Besides its built-in robotic flight controls, the Buran had other notable differences from the US’s space transportation system:
- Lacking main rocket engines, the Buran was lighter and offered more room than the shuttle
- Buran’s launcher, Energia, was designed to carry up to 80 metric tons into orbit on its own
- Energa was also being designed to carry payloads to the moon without Buran
- Buran could lift 30 metric tons of payload into orbit, vs. the shuttle’s 25 metric tons
- Buran’s thermodynamic tiles, protecting it from re-entry burn-up, were thought to be superior to the shuttle’s
Most remarkably, the Buran was able to fly and land itself, a feature that the United States is only now exploring.
While Buran landed intact, the shuttle suffered such significant heat damage during reentry that it was deemed too costly to repair. In 1989, it was projected that Buran would have a second unmanned flight in 1993, with a duration of 15–20 days. But the craft never flew again, and after the collapse of the USSR, the Russian shuttle program was quietly shuttered in 1993.
In addition to the orbiter that flew in space, the Soviets had completed or were building four other orbiting models and six test versions. Some were kept at Baïkonour, while others were placed on exhibition or turned to scraps. One turned up in the Kingdom of Bahrain in 2004, before being purchased by a German museum. One, left outside Moscow’s Tushkino factory, was ripped apart by collectors; another ended up in a parking lot.
When Space Shuttle Columbia burned up during reentry in 2003, casting doubt over the future of NASA’s space shuttle, some speculated that a renovation of a Russian shuttle could become a cheaper replacement. But the idea, described in this video piece waned. (Lessons from the re-entry damage of the Buran have been applied to research into shuttle safety at NASA.)

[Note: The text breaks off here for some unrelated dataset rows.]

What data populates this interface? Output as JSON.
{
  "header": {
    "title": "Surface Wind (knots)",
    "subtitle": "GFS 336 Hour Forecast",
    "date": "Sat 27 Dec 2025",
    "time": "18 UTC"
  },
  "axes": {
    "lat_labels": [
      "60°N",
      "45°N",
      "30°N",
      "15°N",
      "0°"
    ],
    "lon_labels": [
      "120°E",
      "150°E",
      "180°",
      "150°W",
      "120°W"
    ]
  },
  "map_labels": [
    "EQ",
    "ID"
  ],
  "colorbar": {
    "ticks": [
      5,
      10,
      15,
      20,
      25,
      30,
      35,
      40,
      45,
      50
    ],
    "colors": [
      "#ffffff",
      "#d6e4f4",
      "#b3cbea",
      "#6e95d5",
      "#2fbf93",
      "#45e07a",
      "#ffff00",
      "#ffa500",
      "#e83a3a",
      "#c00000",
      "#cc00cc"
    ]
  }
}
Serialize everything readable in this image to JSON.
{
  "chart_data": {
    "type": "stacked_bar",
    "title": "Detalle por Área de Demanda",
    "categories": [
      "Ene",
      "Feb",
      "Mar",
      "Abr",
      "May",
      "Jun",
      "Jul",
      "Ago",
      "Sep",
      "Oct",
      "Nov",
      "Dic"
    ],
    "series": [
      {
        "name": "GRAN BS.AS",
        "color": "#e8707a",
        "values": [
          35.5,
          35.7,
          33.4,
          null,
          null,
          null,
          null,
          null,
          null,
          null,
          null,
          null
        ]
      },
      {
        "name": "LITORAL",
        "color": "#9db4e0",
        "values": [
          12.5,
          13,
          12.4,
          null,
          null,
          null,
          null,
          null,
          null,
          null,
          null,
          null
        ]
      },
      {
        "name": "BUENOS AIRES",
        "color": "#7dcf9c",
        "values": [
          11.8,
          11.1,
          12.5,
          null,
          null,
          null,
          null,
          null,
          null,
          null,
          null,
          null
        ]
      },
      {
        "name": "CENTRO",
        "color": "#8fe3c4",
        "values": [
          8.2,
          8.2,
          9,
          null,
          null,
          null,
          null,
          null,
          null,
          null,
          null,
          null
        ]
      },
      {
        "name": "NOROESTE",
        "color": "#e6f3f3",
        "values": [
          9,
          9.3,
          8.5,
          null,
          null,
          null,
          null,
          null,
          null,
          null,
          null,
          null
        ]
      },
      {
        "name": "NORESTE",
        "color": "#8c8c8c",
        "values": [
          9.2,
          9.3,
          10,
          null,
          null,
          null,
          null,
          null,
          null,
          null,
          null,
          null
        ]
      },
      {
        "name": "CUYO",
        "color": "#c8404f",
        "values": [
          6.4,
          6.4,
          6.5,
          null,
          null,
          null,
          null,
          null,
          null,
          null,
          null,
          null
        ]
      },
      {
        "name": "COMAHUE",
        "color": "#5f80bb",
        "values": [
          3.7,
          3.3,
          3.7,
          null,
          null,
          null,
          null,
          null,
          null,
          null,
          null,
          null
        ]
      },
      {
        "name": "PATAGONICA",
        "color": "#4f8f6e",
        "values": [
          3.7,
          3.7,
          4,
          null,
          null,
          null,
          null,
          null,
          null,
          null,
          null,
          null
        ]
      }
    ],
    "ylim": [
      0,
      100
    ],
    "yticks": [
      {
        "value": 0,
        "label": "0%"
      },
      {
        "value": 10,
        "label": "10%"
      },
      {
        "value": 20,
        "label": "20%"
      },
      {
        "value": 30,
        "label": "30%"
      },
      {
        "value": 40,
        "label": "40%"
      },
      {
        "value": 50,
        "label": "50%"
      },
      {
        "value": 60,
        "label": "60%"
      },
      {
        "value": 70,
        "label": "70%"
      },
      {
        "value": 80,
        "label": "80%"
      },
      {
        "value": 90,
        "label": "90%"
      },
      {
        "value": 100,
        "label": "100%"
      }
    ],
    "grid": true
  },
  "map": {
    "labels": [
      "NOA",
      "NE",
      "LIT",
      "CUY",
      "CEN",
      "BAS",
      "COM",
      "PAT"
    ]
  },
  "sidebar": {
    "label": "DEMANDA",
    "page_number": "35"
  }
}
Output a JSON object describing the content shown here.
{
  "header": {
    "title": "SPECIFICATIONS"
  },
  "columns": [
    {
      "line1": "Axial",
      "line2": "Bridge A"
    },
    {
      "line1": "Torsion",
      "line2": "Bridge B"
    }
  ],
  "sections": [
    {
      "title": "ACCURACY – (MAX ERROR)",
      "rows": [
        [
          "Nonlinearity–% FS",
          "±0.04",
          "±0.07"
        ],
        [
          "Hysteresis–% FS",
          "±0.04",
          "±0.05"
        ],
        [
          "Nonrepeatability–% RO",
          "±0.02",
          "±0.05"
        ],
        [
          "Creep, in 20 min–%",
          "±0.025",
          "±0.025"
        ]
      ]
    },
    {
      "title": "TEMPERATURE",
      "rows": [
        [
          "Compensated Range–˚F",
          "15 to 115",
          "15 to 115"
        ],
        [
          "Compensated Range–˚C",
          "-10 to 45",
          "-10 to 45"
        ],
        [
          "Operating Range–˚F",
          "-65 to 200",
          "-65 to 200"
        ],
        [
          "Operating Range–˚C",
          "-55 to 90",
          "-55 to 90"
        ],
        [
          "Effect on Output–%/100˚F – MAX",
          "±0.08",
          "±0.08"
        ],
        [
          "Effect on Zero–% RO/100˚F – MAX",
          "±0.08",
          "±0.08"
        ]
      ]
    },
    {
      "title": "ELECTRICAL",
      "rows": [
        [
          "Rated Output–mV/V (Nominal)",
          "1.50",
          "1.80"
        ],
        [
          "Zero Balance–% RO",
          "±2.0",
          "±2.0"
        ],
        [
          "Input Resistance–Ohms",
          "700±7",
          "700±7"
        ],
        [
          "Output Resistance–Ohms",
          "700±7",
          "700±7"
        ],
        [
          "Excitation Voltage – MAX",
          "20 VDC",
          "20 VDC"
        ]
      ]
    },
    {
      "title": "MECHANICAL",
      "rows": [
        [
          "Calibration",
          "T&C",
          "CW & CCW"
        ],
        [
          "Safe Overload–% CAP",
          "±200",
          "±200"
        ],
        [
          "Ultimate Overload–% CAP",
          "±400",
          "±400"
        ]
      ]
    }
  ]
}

Thus Buran, perhaps the most expensive and complicated space program in Soviet history, ended up an expensive failure. A renewed space race put significant strain on the USSR’s already fragile economy. Within a year, the empire would crumble. In some ways, the Buran wasn’t just a symbol for the Soviet Union’s collapse, but one of the catalysts for it too.
After the program was canceled, all the Buran shuttles and mock-ups, with one exception, were sold off to become amusement park rides and hot dog stands. The remaining vehicle was kept at the Cosmodrome. In 2002, a catastrophic roof collapse at the plane’s hanger killed eight workers and destroyed the remaining Buran as well as a mock-up of one of its Energia rockets.
Of course for now, Russia may get the last laugh: while officials and lawmakers debate the future of NASA’s manned space program, NASA will be paying upwards of $10 million per ride to the Space Station aboard tiny capsules hitched to older Soyuz rockets.
If things had turned out differently, they might have been flying in space shuttle clones.